Good intentions aren’t enough when it comes to service recovery. Having the right words also isn’t enough. Although it is imperative that staff be trained in how to acknowledge and apologize effectively, I find that the biggest gap comes in their confidence to take action.
For example, I was in the middle of a consulting engagement and was conducting service recovery training. Being an experiential process, I had given several scenarios to small groups to discuss and role play. As we went around to hear what the groups had done, I heard a common theme. That theme was that people knew what the best thing to do was, but kept saying things like, “I’d get in trouble if I did that” Or “I’d lose my job if I did that.”
I brought the concern back to the senior leaders. When I gave them a few of the examples from the training, the COO was downright enraged. He actually pounded his fist on the table and shouted, “How dare you encourage my staff to break the rules!” I, of course, hadn’t encouraged anyone to break rules, but rather live up to their standards and value statements through their behaviors.

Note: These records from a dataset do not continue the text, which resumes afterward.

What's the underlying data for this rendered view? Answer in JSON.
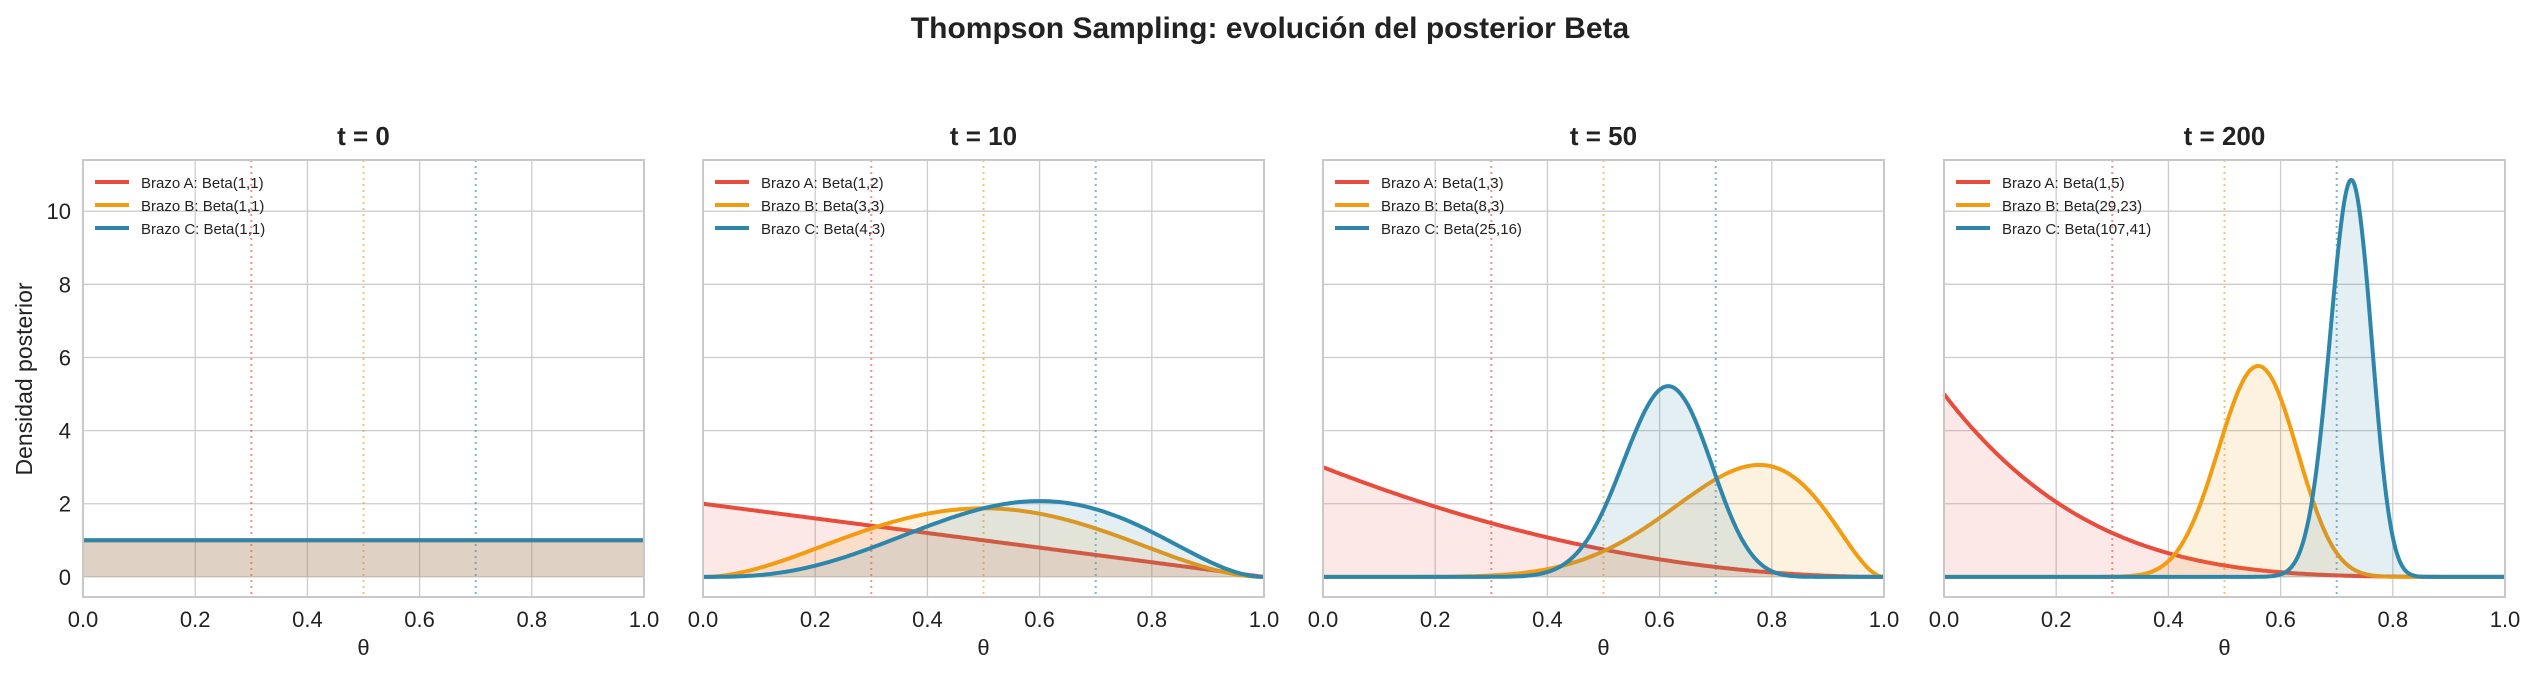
{
  "chart_data": {
    "type": "line",
    "title": "Thompson Sampling: evolución del posterior Beta",
    "ylabel": "Densidad posterior",
    "xlabel": "θ",
    "xlim": [
      0,
      1
    ],
    "ylim": [
      -0.55,
      11.4
    ],
    "xticks": [
      "0.0",
      "0.2",
      "0.4",
      "0.6",
      "0.8",
      "1.0"
    ],
    "yticks": [
      "0",
      "2",
      "4",
      "6",
      "8",
      "10"
    ],
    "grid": true,
    "legend_position": "top-left",
    "true_rates": [
      {
        "arm": "A",
        "value": 0.3,
        "color": "#e74c3c"
      },
      {
        "arm": "B",
        "value": 0.5,
        "color": "#f39c12"
      },
      {
        "arm": "C",
        "value": 0.7,
        "color": "#2e86ab"
      }
    ],
    "panels": [
      {
        "title": "t = 0",
        "series": [
          {
            "name": "Brazo A: Beta(1,1)",
            "alpha": 1,
            "beta": 1,
            "color": "#e74c3c"
          },
          {
            "name": "Brazo B: Beta(1,1)",
            "alpha": 1,
            "beta": 1,
            "color": "#f39c12"
          },
          {
            "name": "Brazo C: Beta(1,1)",
            "alpha": 1,
            "beta": 1,
            "color": "#2e86ab"
          }
        ]
      },
      {
        "title": "t = 10",
        "series": [
          {
            "name": "Brazo A: Beta(1,2)",
            "alpha": 1,
            "beta": 2,
            "color": "#e74c3c"
          },
          {
            "name": "Brazo B: Beta(3,3)",
            "alpha": 3,
            "beta": 3,
            "color": "#f39c12"
          },
          {
            "name": "Brazo C: Beta(4,3)",
            "alpha": 4,
            "beta": 3,
            "color": "#2e86ab"
          }
        ]
      },
      {
        "title": "t = 50",
        "series": [
          {
            "name": "Brazo A: Beta(1,3)",
            "alpha": 1,
            "beta": 3,
            "color": "#e74c3c"
          },
          {
            "name": "Brazo B: Beta(8,3)",
            "alpha": 8,
            "beta": 3,
            "color": "#f39c12"
          },
          {
            "name": "Brazo C: Beta(25,16)",
            "alpha": 25,
            "beta": 16,
            "color": "#2e86ab"
          }
        ]
      },
      {
        "title": "t = 200",
        "series": [
          {
            "name": "Brazo A: Beta(1,5)",
            "alpha": 1,
            "beta": 5,
            "color": "#e74c3c"
          },
          {
            "name": "Brazo B: Beta(29,23)",
            "alpha": 29,
            "beta": 23,
            "color": "#f39c12"
          },
          {
            "name": "Brazo C: Beta(107,41)",
            "alpha": 107,
            "beta": 41,
            "color": "#2e86ab"
          }
        ]
      }
    ]
  }
}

Whoa! Seeing that reaction was quite telling. It didn’t take a rocket scientist to diagnose the underlying problem here. Seeing that the CEO deferred to the COO, I realized that managers and supervisors couldn’t possibly support independent thinking required in service recovery.
This disconnect doesn’t just happen at the top of organizations. I’ve seen it happen between supervisors and staff, as well as managers and directors.
If you are intentionally hiring service-minded people, then you’ve got to nurture them in delivering great service. That means supporting them in their efforts at service recovery. Your customers and staff will thank you.